Formerly a part of this mound had been dug away for obtaining iron ore, to the depth of six or eight feet, leaving on one side a perpendicular bank. On this, some little boys were digging for amusement and were surprised by thus coming to what they at once termed “the frame of an old Red Skin.” – The more warlike among them essayed to demolish his remains by arming themselves with clubs, most irreverently dissevering and burying his bones from out their long and peaceful abode, where hitherto they had rested unmolested perhaps for centuries. But others of the party, being more curious, gathered up some of the fragments, afterwards exhibiting them to me, desiring some practical demonstrations, of the oral lessons in anatomy they had previously received. Among these were the skull, the lower jaw with some of the teeth some disconnected vertebrae, one of the ulna, and other bones. These were entire, but much darkened, some parts quite in a state of petrifaction. The curiosity of the little discoverers was greatly excited, and at their request I accompanied them to the spot from which these relics of the past were obtained, which is on a beautiful eminence near the dwelling of Mr. McGugin of this place. I there saw in a promiscuous heap, the rest of the skeleton, and discovered it to have been imbedded in red sand stone, within three feet of the surface.

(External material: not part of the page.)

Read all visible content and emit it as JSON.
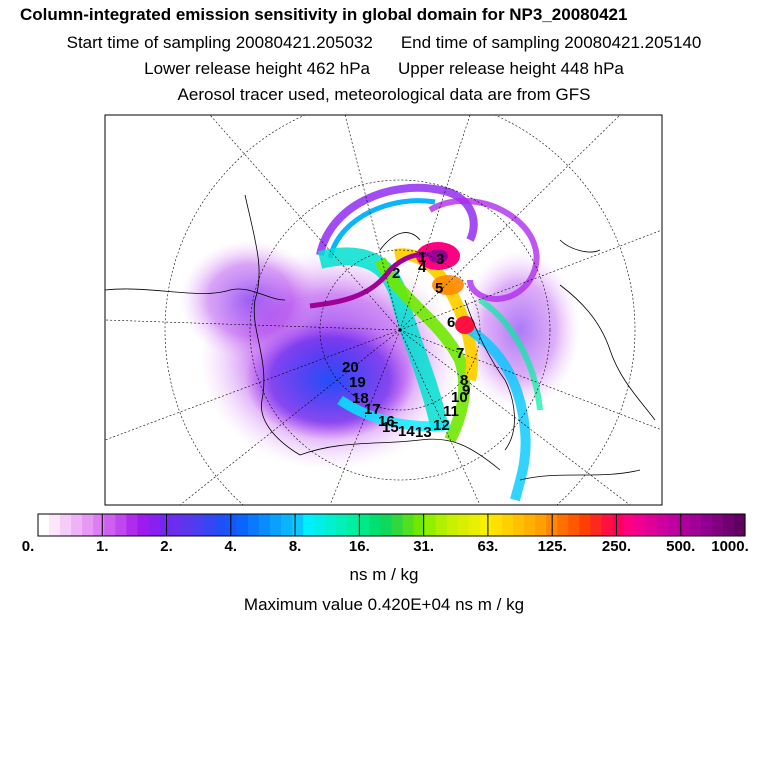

No further examination as yet has been made. But I heard various conjectures made by these young antiquarians, as to how many more were entombed there, and what Indian curiosities or valuables might have been buried with the owners. One little fellow speaks for all tomahawks that may be found, another claims all the silver and precious metals hid there, very liberally promising me the “largest half” of his imaginative hidden treasure, when it shall have been found. I was puzzled by many questions about these mounds, and the race who constructed them, such as: Did they make these mounds exclusively for burying their dead? What kind of people were they? When was the country first inhabited by them? At what period, and how did they finally take the departure? Are they now extinct? Or do their descendants still live west of the Rocky Mountains, or elsewhere? Conjecturing answers, as best I could, and affecting to be wise, I succeeded in leaving our juvenile interrogators much better satisfied, than was my own mind, regarding these facts of the past.
Mr. Editor, if any of your correspondents can give well authenticated and satisfactory answers to the above questions they will much oblige yours, FLORA FREE
(This whole matter embraced by the above “questions,” is all conjecture, and has been the subject of much speculation among antiquarians. Ed. Reg.)